If someone googles for the children of Joko Widodo (the current President of Indonesia), the information returned is: Kaesang Pangarep, Gibran Rakabuming Raka, and Kahiyang Ayu. To people who are not familiar with Indonesia, it might be unclear whether the Google query has already returned all the children, or not. Yet to most of the Indonesian people, it is clear that those three are all the children of Joko Widodo. To the best of my knowledge, such knowledge about data completeness is actually a thing that even Google has not addressed yet. My dissertation deals with how to annotate (Semantic) Web data with completeness information, and how to consume such information in a novel way. When data is stated to be complete, any conclusions drawn using that data will become more reliable, since now we are certain that we have considered all required data in making the conclusions. So, in the above case of the children of Joko Widodo, when the data has been stated to be complete, we can now answer questions like “How many children does Joko Widodo have?” in a more reliable way (that is, there are three children, and there cannot be other children of Joko Widodo, as guaranteed by the completeness annotation). Additionally, my dissertation investigates how to efficiently implement data completeness management in practice, and studies how proof-of-concept systems for completeness management can be developed, one of which is COOL-WD (http://cool-wd.inf.unibz.it/).

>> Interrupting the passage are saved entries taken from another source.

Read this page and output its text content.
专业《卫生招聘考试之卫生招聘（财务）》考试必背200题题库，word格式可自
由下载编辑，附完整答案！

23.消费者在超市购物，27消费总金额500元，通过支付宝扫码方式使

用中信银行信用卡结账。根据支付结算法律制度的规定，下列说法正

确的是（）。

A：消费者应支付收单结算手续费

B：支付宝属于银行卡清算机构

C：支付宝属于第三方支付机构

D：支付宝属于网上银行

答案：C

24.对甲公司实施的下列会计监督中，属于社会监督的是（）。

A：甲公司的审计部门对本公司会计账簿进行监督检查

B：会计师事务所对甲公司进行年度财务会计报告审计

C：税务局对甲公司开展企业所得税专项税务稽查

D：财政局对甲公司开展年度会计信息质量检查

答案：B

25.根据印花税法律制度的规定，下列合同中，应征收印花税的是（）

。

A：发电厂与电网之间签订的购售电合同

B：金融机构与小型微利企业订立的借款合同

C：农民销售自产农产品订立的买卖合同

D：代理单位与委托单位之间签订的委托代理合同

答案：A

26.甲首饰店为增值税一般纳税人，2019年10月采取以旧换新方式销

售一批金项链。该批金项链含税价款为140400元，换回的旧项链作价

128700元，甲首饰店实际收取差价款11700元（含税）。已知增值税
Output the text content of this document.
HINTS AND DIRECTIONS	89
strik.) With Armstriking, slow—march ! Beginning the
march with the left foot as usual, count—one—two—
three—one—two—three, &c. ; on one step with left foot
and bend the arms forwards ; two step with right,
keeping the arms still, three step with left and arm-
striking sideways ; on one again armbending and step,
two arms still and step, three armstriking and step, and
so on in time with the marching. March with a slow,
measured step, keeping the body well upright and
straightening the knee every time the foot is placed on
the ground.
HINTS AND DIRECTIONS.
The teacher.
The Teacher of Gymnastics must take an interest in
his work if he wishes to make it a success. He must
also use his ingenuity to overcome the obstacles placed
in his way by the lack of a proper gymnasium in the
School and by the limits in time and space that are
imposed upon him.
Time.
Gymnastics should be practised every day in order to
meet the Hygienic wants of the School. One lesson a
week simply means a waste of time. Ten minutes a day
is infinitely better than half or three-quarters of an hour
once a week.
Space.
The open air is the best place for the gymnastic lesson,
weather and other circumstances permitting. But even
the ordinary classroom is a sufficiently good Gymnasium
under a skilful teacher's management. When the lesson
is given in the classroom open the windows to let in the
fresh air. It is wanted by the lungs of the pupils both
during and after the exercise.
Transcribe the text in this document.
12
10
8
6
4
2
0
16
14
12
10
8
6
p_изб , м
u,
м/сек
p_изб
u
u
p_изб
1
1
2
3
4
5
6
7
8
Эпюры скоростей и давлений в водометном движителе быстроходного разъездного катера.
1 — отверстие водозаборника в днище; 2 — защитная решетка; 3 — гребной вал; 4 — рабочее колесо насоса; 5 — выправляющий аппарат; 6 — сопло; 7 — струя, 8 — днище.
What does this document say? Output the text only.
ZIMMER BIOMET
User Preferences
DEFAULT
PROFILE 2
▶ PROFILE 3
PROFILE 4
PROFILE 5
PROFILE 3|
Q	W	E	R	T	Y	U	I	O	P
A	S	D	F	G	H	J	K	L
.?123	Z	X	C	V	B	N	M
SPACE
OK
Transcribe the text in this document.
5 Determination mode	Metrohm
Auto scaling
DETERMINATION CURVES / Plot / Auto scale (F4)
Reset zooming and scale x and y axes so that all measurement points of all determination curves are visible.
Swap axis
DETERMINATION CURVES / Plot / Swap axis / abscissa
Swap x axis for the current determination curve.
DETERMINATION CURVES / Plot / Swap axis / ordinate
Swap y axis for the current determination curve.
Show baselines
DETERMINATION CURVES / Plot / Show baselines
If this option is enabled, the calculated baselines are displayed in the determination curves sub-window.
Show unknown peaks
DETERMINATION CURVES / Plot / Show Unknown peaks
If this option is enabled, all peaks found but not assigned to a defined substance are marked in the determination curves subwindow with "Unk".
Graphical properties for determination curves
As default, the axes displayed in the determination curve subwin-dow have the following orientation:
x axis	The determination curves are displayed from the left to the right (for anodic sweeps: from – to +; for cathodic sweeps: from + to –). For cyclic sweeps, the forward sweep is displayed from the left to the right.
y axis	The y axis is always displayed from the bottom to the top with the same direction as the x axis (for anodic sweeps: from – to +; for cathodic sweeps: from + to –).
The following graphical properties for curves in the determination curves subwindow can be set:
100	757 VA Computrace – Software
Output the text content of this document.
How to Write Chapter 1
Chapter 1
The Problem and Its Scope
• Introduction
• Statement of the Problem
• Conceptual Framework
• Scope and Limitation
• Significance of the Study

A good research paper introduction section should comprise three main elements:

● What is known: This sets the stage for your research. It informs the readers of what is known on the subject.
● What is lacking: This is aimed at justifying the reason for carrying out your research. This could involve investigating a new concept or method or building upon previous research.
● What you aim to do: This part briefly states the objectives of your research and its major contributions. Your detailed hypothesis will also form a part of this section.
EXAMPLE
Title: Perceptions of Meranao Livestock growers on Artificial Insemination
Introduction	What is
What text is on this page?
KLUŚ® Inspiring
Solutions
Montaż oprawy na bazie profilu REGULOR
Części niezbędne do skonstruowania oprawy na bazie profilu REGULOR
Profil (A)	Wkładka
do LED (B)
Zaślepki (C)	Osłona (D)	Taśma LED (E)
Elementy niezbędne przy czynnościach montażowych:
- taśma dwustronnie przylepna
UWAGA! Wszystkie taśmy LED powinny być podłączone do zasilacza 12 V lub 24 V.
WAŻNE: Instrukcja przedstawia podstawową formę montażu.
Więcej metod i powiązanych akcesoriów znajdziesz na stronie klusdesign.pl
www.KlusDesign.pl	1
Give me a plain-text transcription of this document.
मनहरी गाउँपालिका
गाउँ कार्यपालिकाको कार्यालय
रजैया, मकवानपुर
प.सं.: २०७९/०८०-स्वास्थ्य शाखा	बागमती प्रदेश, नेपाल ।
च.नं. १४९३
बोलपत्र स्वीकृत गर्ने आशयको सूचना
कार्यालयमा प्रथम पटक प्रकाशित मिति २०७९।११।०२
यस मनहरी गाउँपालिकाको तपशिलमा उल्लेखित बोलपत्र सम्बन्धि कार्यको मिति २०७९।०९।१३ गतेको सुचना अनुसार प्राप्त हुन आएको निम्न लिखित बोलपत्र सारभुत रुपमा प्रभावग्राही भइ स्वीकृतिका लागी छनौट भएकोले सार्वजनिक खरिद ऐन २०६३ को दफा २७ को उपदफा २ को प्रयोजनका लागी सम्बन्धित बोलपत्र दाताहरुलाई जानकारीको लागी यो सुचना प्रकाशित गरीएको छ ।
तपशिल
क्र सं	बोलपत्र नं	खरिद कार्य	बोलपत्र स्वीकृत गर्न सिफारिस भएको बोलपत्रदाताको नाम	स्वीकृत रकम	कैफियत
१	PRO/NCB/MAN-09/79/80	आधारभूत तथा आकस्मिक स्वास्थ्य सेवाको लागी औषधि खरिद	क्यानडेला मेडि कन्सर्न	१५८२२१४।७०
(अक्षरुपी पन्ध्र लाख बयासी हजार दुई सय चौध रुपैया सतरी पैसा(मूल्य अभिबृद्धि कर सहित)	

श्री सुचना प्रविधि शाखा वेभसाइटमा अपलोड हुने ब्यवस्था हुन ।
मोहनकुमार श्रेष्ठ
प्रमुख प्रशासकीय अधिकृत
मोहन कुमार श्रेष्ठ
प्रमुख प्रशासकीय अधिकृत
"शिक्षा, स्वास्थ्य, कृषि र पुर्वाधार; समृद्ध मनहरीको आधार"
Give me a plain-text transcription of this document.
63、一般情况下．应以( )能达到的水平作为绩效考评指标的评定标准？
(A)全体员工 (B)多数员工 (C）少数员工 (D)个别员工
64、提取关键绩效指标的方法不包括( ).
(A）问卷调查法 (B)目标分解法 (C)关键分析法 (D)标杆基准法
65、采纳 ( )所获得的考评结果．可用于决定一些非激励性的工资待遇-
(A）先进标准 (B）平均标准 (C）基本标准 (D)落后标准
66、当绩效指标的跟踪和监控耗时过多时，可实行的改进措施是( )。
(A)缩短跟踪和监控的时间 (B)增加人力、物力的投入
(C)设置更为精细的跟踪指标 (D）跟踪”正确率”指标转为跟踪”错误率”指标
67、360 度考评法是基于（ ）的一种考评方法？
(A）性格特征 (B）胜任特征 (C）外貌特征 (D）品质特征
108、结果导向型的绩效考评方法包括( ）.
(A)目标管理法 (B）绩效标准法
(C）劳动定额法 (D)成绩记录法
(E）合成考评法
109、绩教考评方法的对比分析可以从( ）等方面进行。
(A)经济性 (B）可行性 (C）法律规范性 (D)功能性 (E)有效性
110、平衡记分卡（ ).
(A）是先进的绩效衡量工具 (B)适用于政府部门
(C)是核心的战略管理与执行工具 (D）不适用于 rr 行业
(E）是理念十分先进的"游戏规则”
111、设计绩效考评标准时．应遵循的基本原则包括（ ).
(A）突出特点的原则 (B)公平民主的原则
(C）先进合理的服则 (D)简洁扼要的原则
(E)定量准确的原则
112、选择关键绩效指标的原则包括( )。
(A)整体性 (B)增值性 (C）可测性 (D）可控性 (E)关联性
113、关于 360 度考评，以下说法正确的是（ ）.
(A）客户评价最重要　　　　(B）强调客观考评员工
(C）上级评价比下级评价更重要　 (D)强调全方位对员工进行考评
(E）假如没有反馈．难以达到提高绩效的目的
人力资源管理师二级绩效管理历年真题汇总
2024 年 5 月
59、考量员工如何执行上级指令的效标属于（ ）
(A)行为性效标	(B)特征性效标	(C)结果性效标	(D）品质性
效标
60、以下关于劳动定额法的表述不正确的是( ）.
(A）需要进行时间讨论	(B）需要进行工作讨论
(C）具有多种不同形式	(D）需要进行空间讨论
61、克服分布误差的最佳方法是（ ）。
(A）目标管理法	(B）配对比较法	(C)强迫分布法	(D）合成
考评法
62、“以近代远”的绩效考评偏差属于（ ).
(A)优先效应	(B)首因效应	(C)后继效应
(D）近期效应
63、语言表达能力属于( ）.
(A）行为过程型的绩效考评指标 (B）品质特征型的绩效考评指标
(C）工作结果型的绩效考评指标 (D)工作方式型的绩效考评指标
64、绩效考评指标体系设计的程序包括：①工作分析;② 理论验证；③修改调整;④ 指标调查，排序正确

Did you face significant difficulties during your research process? What was the biggest challenge and how did you overcome it?
One of the biggest challenges during my PhD studies was the work-life balance. Time management was also one of the most important lessons I learned during my PhD. My self-advice back then was to focus, focus, and focus while at work, but don’t forget also to enjoy the (results of the) work, and life.
Can you shortly explain the significant results that you have obtained in your work and how it can be developed further?
The obtained results would serve as a little but crucial step toward a Web with not only a huge amount of data, but also a huge amount of quality data. I am foreseeing that more and more decision makers become more aware and more demanding to the quality of data needed for their tasks. I would also be interested to see how our data management framework can be applied more in real-world applications in various domains such as healthcare, digital library, and e-commerce.
Now you work as assistance professor at the University of Indonesia in Djakarta. What are you plans for the future? Do you plan to come back to Bolzano?
I plan to be a better lecturer, and a better researcher. I hope to connect and collaborate more with researchers around the world (and yes, including researchers in Bolzano). I would love to visit Bolzano again someday. I miss the pizzas and going for a hike in the Dolomites.